Wake Forest Baptist Health launched its Hospitalist at Home program on Dec. 15, 2020, allowing more patients – both those with and without COVID-19 – to be safely cared for at home, reducing the length of time they spend in the hospital.
This unique approach, which is the first of its kind in the Piedmont Triad region, combines telehealth technology with in-home visits by Wake Forest Baptist paramedics.
As the COVID-19 pandemic quickly presented inpatient capacity challenges at hospitals across the country, Wake Forest Baptist leaders began exploring innovative solutions to provide safe care at home that would have traditionally been provided in the hospital.
A patient who is identified as a candidate for the program first discusses the potential benefits with their health care team and then an in-home care plan is developed with the patient before they leave the hospital.
Once a patient transitions into the Hospitalist at Home program, a Wake Forest Baptist paramedic visits the patient at their home while a hospitalist physician reviews the care plan with the patient and paramedic virtually, using either a smart phone, mobile device or computer with a webcam.

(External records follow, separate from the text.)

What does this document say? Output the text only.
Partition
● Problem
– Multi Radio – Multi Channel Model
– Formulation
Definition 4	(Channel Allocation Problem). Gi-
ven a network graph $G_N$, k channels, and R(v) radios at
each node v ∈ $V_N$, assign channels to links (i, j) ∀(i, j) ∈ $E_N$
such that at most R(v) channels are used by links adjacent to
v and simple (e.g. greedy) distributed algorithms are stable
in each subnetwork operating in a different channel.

Virtual telehealth visits and in-person paramedic visits continue until the patient no longer needs to be monitored.
“This program allows more patients to safely receive the high-quality care they need, in the comfort of their own home, regardless of whether they live in an urban area or a rural community,” said Chi-Cheng Huang, M.D., executive medical director of general medicine and hospital medicine with Wake Forest Baptist Health. “We are grateful to our leaders, our patients and our entire multidisciplinary team for embracing this program and to our Atrium Health colleagues for helping us adapt the successful and existing program in the Charlotte area to our patients in this region of North Carolina.”

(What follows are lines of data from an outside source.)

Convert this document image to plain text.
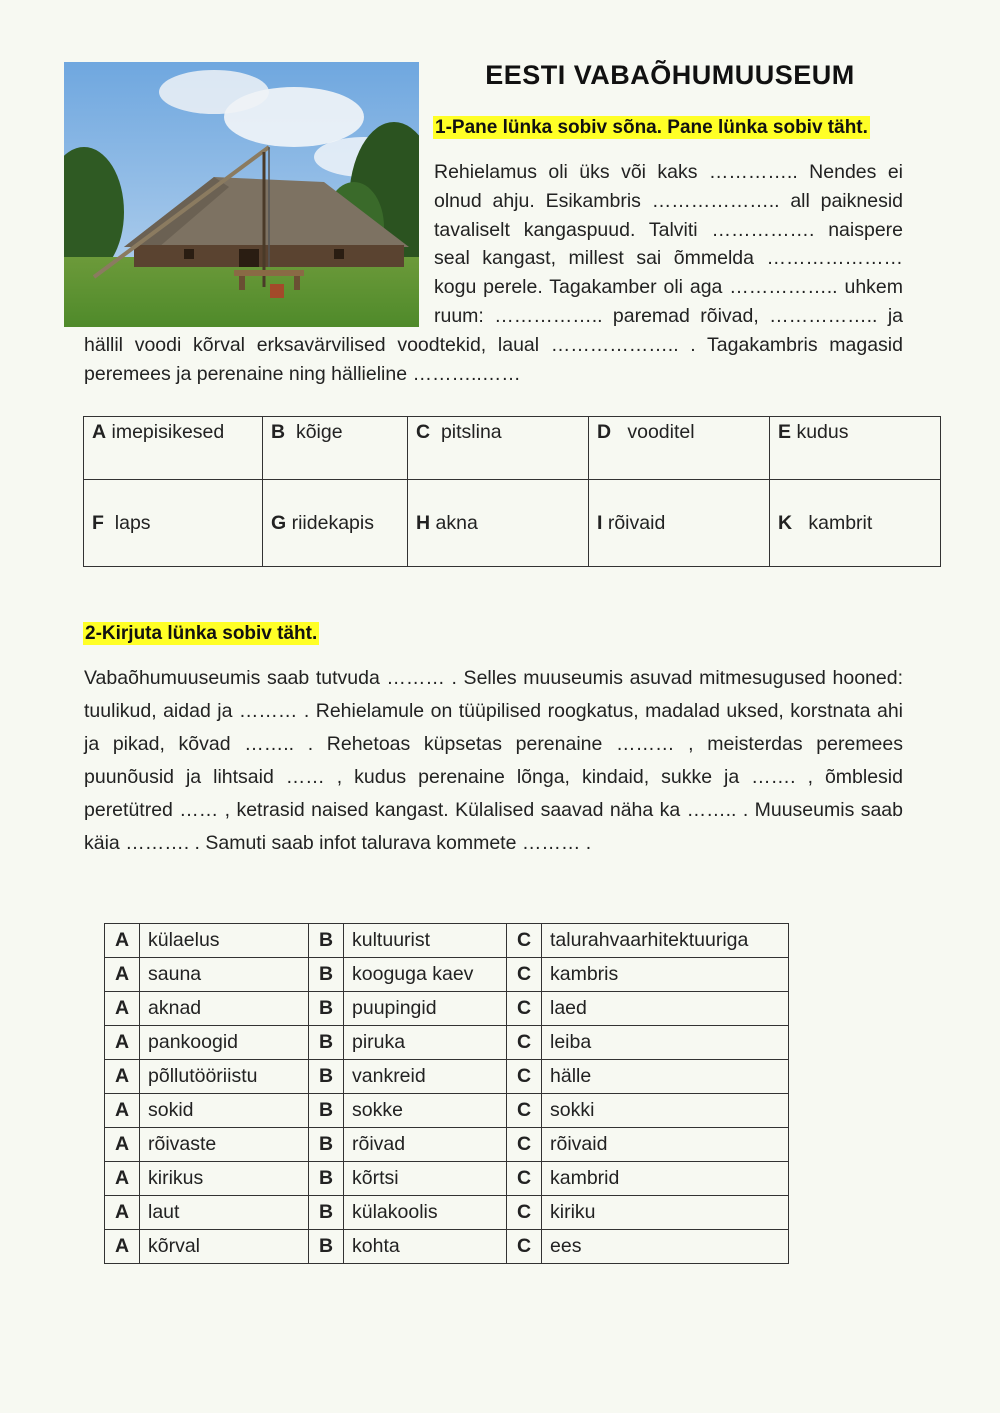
EESTI VABAÕHUMUUSEUM
1-Pane lünka sobiv sõna. Pane lünka sobiv täht.
Rehielamus oli üks või kaks ………….. Nendes ei olnud ahju. Esikambris ……………….. all paiknesid tavaliselt kangaspuud. Talviti ……………. naispere seal kangast, millest sai õmmelda ………………… kogu perele. Tagakamber oli aga …………….. uhkem ruum: …………….. paremad rõivad, …………….. ja hällil voodi kõrval erksavärvilised voodtekid, laual ……………….. . Tagakambris magasid peremees ja perenaine ning hällieline ………..……
A imepisikesed	B kõige	C pitslina	D vooditel	E kudus
F laps	G riidekapis	H akna	I rõivaid	K kambrit
2-Kirjuta lünka sobiv täht.
Vabaõhumuuseumis saab tutvuda ……… . Selles muuseumis asuvad mitmesugused hooned: tuulikud, aidad ja ……… . Rehielamule on tüüpilised roogkatus, madalad uksed, korstnata ahi ja pikad, kõvad …….. . Rehetoas küpsetas perenaine ……… , meisterdas peremees puunõusid ja lihtsaid …… , kudus perenaine lõnga, kindaid, sukke ja ……. , õmblesid peretütred …… , ketrasid naised kangast. Külalised saavad näha ka …….. . Muuseumis saab käia ………. . Samuti saab infot talurava kommete ……… .
A	külaelus	B	kultuurist	C	talurahvaarhitektuuriga
A	sauna	B	kooguga kaev	C	kambris
A	aknad	B	puupingid	C	laed
A	pankoogid	B	piruka	C	leiba
A	põllutööriistu	B	vankreid	C	hälle
A	sokid	B	sokke	C	sokki
A	rõivaste	B	rõivad	C	rõivaid
A	kirikus	B	kõrtsi	C	kambrid
A	laut	B	külakoolis	C	kiriku
A	kõrval	B	kohta	C	ees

Patients involved in the Hospitalist at Home program include those with COVID-19 who are stable but require supplemental oxygen and those with diseases such as congestive heart failure or who require medications administered intravenously.
“We have heard from patients who are so grateful for the ability to be home for their birthday and the holiday season, instead of in a hospital room,” Huang said. “To help them celebrate these special moments, comfortably and safely at home, while also helping alleviate capacity challenges at our hospitals is a success for everyone.”
The Hospitalist at Home program, led by Padageshwar Sunkara, M.D., Raj Nagaraj, M.D., and John Blalock, M.H.A., is currently available to patients who live in Davidson, Davie, Forsyth, Guilford and Randolph counties and provides daytime, evening and weekend coverage.
Since the program began, more than 150 patients have been served, and within a year, the team envisions to be caring for around 75-100 patients at any given time.